We ended up finding out about this because when the goods were received at the customer's distribution center they were complaining that they were scanning the same carton into their receiving system over and over again. Turned out that the guys printing the labels got the quantities right and the carton numbers correct and aped the design fairly closely, but couldn't figure out how to adjust the barcode on the label so they were reprinting the same carton barcode number over and over.
Even after showing the customer the print logs of the actual labels that were printed from our system (and how the barcodes were not repeating there), and showing them the minor positioning difference in the labels and showing them the actual shipment amounts that should have been in the cartons they STILL claimed our system was printing labels wrong for months. They literally told us that thieves weren't sophisticated enough to do what we were telling them was happening. They finally believed us when they got a batch of cartons where the skimmers got lazy and just pasted their reprinted labels over top of ours.

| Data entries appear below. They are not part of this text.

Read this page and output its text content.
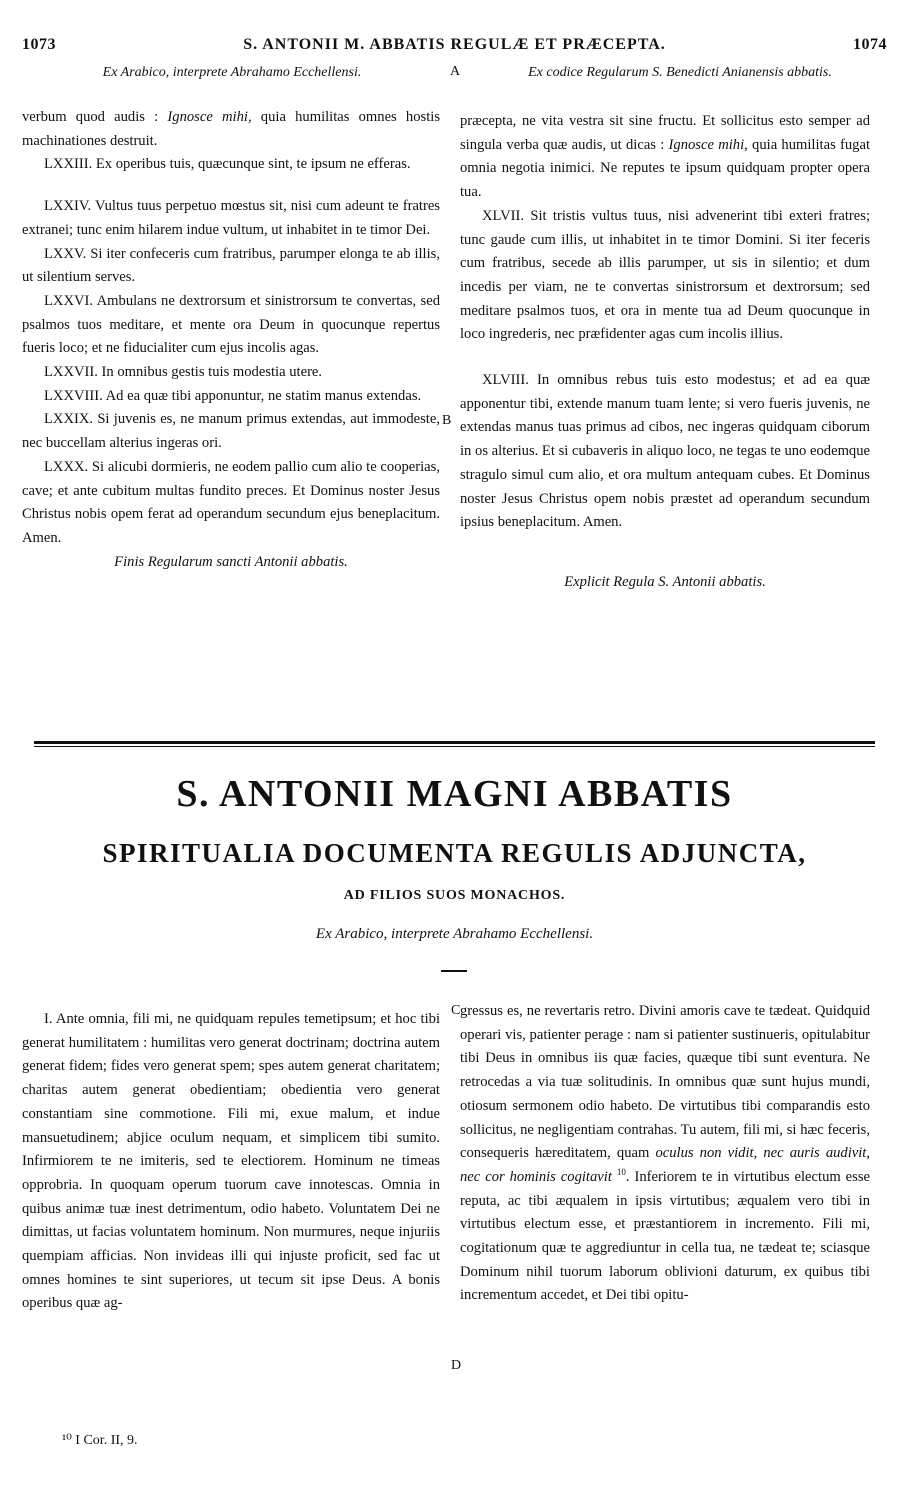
1073	S. ANTONII M. ABBATIS REGULÆ ET PRÆCEPTA.	1074
Ex Arabico, interprete Abrahamo Ecchellensi.	A	Ex codice Regularum S. Benedicti Anianensis abbatis.

verbum quod audis : Ignosce mihi, quia humilitas omnes hostis machinationes destruit.

LXXIII. Ex operibus tuis, quæcunque sint, te ipsum ne efferas.

LXXIV. Vultus tuus perpetuo mœstus sit, nisi cum adeunt te fratres extranei; tunc enim hilarem indue vultum, ut inhabitet in te timor Dei.

LXXV. Si iter confeceris cum fratribus, parumper elonga te ab illis, ut silentium serves.

LXXVI. Ambulans ne dextrorsum et sinistrorsum te convertas, sed psalmos tuos meditare, et mente ora Deum in quocunque repertus fueris loco; et ne fiducialiter cum ejus incolis agas.

LXXVII. In omnibus gestis tuis modestia utere.

LXXVIII. Ad ea quæ tibi apponuntur, ne statim manus extendas.

LXXIX. Si juvenis es, ne manum primus extendas, aut immodeste, nec buccellam alterius ingeras ori.

LXXX. Si alicubi dormieris, ne eodem pallio cum alio te cooperias, cave; et ante cubitum multas fundito preces. Et Dominus noster Jesus Christus nobis opem ferat ad operandum secundum ejus beneplacitum. Amen.

Finis Regularum sancti Antonii abbatis.
B

præcepta, ne vita vestra sit sine fructu. Et sollicitus esto semper ad singula verba quæ audis, ut dicas : Ignosce mihi, quia humilitas fugat omnia negotia inimici. Ne reputes te ipsum quidquam propter opera tua.

XLVII. Sit tristis vultus tuus, nisi advenerint tibi exteri fratres; tunc gaude cum illis, ut inhabitet in te timor Domini. Si iter feceris cum fratribus, secede ab illis parumper, ut sis in silentio; et dum incedis per viam, ne te convertas sinistrorsum et dextrorsum; sed meditare psalmos tuos, et ora in mente tua ad Deum quocunque in loco ingrederis, nec præfidenter agas cum incolis illius.

XLVIII. In omnibus rebus tuis esto modestus; et ad ea quæ apponentur tibi, extende manum tuam lente; si vero fueris juvenis, ne extendas manus tuas primus ad cibos, nec ingeras quidquam ciborum in os alterius. Et si cubaveris in aliquo loco, ne tegas te uno eodemque stragulo simul cum alio, et ora multum antequam cubes. Et Dominus noster Jesus Christus opem nobis præstet ad operandum secundum ipsius beneplacitum. Amen.

Explicit Regula S. Antonii abbatis.
S. ANTONII MAGNI ABBATIS
SPIRITUALIA DOCUMENTA REGULIS ADJUNCTA,
AD FILIOS SUOS MONACHOS.
Ex Arabico, interprete Abrahamo Ecchellensi.

I. Ante omnia, fili mi, ne quidquam repules temetipsum; et hoc tibi generat humilitatem : humilitas vero generat doctrinam; doctrina autem generat fidem; fides vero generat spem; spes autem generat charitatem; charitas autem generat obedientiam; obedientia vero generat constantiam sine commotione. Fili mi, exue malum, et indue mansuetudinem; abjice oculum nequam, et simplicem tibi sumito. Infirmiorem te ne imiteris, sed te electiorem. Hominum ne timeas opprobria. In quoquam operum tuorum cave innotescas. Omnia in quibus animæ tuæ inest detrimentum, odio habeto. Voluntatem Dei ne dimittas, ut facias voluntatem hominum. Non murmures, neque injuriis quempiam afficias. Non invideas illi qui injuste proficit, sed fac ut omnes homines te sint superiores, ut tecum sit ipse Deus. A bonis operibus quæ ag-

C
D

gressus es, ne revertaris retro. Divini amoris cave te tædeat. Quidquid operari vis, patienter perage : nam si patienter sustinueris, opitulabitur tibi Deus in omnibus iis quæ facies, quæque tibi sunt eventura. Ne retrocedas a via tuæ solitudinis. In omnibus quæ sunt hujus mundi, otiosum sermonem odio habeto. De virtutibus tibi comparandis esto sollicitus, ne negligentiam contrahas. Tu autem, fili mi, si hæc feceris, consequeris hæreditatem, quam oculus non vidit, nec auris audivit, nec cor hominis cogitavit $^{10}$. Inferiorem te in virtutibus electum esse reputa, ac tibi æqualem in ipsis virtutibus; æqualem vero tibi in virtutibus electum esse, et præstantiorem in incremento. Fili mi, cogitationum quæ te aggrediuntur in cella tua, ne tædeat te; sciasque Dominum nihil tuorum laborum oblivioni daturum, ex quibus tibi incrementum accedet, et Dei tibi opitu-

¹⁰ I Cor. II, 9.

It's not piracy... it's infringement of copyright! Piracy is... oh wait, never mind, yep, it's totally piracy. Sorry about that.
Easy. Get a bunch of guns to defend the ship as it sails thru the pirate waters. When it approaches a country where guns are not legal,
throw them overboard (or melt them). The cost, compared to the alternative, is trivial.
These people are not being "bashed", they are being condemned for the actions of a few. No-one is claiming all Christians are savage terrorists because the IRA was made up of Christians, yet Muslims have to put up with this endlessly.
I understand why you think "Oh this bashing of one religion is not accepted, but the bashing of another one is - what gives?", but to ignore the precise nature of the "bashing" going on, and the context in which this "bashing" is happening will only lead you to the wrong conclusion.
Mindless attacks are never appropriate, regardless of the target (Christianity, Islam, etc.).